The abstraction we need to use always includes simplifications and omissions, depending on which phenomena we want to study. If we want to describe Earth’s orbit around our Sun, we can consider it point-like at an elementary level and assume pairwise interaction between them. However, for finer details, we need to consider its structure, size, and the disturbing effects of other planets and its Moon. Whether the abstraction of having point-like neurons is valid depends on the targeted phenomenon.

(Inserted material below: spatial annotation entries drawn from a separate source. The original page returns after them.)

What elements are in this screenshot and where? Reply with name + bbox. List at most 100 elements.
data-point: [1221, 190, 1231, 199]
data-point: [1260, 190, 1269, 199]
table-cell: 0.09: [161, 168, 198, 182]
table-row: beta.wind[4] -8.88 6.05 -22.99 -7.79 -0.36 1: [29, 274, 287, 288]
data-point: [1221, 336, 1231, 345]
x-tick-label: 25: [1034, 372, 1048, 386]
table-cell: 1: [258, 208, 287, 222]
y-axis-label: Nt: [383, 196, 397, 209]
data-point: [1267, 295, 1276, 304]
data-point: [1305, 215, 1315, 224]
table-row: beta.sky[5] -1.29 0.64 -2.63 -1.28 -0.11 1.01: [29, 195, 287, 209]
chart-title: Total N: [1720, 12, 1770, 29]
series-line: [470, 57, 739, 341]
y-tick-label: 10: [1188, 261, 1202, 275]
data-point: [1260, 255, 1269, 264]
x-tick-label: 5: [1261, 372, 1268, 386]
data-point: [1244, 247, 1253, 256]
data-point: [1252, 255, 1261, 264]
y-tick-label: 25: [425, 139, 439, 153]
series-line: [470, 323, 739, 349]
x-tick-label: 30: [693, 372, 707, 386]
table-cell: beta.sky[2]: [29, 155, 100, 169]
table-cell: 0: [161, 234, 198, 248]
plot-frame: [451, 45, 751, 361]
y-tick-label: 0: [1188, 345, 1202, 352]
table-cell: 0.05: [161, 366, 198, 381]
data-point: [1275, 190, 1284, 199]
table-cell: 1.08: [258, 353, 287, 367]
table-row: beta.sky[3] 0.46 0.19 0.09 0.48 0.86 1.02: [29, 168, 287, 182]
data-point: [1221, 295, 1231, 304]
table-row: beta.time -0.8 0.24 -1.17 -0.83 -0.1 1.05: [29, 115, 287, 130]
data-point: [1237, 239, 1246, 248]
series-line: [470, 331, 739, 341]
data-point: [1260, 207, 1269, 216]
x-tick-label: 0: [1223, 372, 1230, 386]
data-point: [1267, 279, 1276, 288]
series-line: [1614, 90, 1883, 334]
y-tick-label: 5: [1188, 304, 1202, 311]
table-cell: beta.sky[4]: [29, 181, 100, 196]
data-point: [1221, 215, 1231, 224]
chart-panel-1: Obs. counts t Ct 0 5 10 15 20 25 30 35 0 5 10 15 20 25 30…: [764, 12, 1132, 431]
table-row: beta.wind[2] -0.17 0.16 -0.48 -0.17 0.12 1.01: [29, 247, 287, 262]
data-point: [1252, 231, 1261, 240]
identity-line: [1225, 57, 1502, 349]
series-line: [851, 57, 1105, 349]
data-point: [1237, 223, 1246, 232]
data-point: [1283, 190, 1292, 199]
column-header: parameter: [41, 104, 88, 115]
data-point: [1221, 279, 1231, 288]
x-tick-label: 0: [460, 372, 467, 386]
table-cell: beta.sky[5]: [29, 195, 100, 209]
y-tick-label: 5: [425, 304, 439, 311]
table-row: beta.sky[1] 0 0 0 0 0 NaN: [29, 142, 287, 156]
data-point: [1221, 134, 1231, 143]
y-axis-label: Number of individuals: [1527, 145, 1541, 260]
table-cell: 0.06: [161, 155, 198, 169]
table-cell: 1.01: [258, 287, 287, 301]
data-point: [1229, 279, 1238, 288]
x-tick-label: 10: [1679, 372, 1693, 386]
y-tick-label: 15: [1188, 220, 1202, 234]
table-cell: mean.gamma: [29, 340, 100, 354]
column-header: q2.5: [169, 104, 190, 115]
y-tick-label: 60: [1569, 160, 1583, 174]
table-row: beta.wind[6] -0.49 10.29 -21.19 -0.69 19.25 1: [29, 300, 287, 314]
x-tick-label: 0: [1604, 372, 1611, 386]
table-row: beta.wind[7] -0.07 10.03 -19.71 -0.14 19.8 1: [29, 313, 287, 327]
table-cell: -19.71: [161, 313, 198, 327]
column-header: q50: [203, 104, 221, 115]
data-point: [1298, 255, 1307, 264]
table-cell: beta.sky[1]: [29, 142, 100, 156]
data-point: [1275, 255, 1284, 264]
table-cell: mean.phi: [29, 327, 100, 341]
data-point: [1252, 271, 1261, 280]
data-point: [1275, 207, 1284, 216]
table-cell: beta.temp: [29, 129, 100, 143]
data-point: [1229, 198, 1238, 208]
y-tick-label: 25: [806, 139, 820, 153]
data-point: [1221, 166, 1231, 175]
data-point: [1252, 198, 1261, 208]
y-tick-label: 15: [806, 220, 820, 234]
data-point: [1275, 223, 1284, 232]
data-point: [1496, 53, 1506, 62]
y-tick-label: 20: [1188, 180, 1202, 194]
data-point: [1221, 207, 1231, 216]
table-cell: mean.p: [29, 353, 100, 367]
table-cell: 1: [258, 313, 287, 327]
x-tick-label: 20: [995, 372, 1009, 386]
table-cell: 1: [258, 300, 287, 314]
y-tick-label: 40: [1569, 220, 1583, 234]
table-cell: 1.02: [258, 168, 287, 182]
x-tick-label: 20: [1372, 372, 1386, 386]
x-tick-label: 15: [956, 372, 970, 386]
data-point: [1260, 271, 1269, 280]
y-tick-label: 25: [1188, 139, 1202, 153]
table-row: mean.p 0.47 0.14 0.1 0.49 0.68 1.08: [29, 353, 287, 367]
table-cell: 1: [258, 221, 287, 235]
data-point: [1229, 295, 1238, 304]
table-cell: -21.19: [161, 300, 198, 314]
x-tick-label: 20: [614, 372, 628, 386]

In the initial investigations, the size of the cells was seen to be much smaller than the size of their connections. In addition, the axons were much earlier available for experimental investigations, suggesting that the observed signals originate and terminate in the network nodes. This abstraction might be appropriate (with some limitations, mainly due to the connection speed) until we can develop technical tools to study the internal operation of the network nodes. ”We assume that the dimensions of the cell are small enough so that spatial variations in the membrane potential can be neglected” [24]. Its internal operations and phenomena can only have an artificial timing, its input signals are artificially correlated, and its mystic internal operation produces an action potential as an output signal in a pair-wise interaction.
When starting from ’the so-called point representation of a neuron” [24], admitting that ”such an approximation would be valid, for instance, if we were investigating a small, spherical cell without a significant dendritic tree”, we necessarily conclude that ”individual neurons convert the incoming streams of binary pulses into analog, spatially distributed variables”. This statement attempts to underpin that in the neural networks digital pulses are traveling, which is less then the half of truth. This point of view blocks the interpretation of even the phenomena that are correctly seen and leads to the design of wrong experiments. Among others, it results in the immediate consequence of interpreting neuronal communication as streams of binary pulses, which leads to applying Shannon’s mathematical theory to neural communication, despite Shannon’s sharp opposition [33].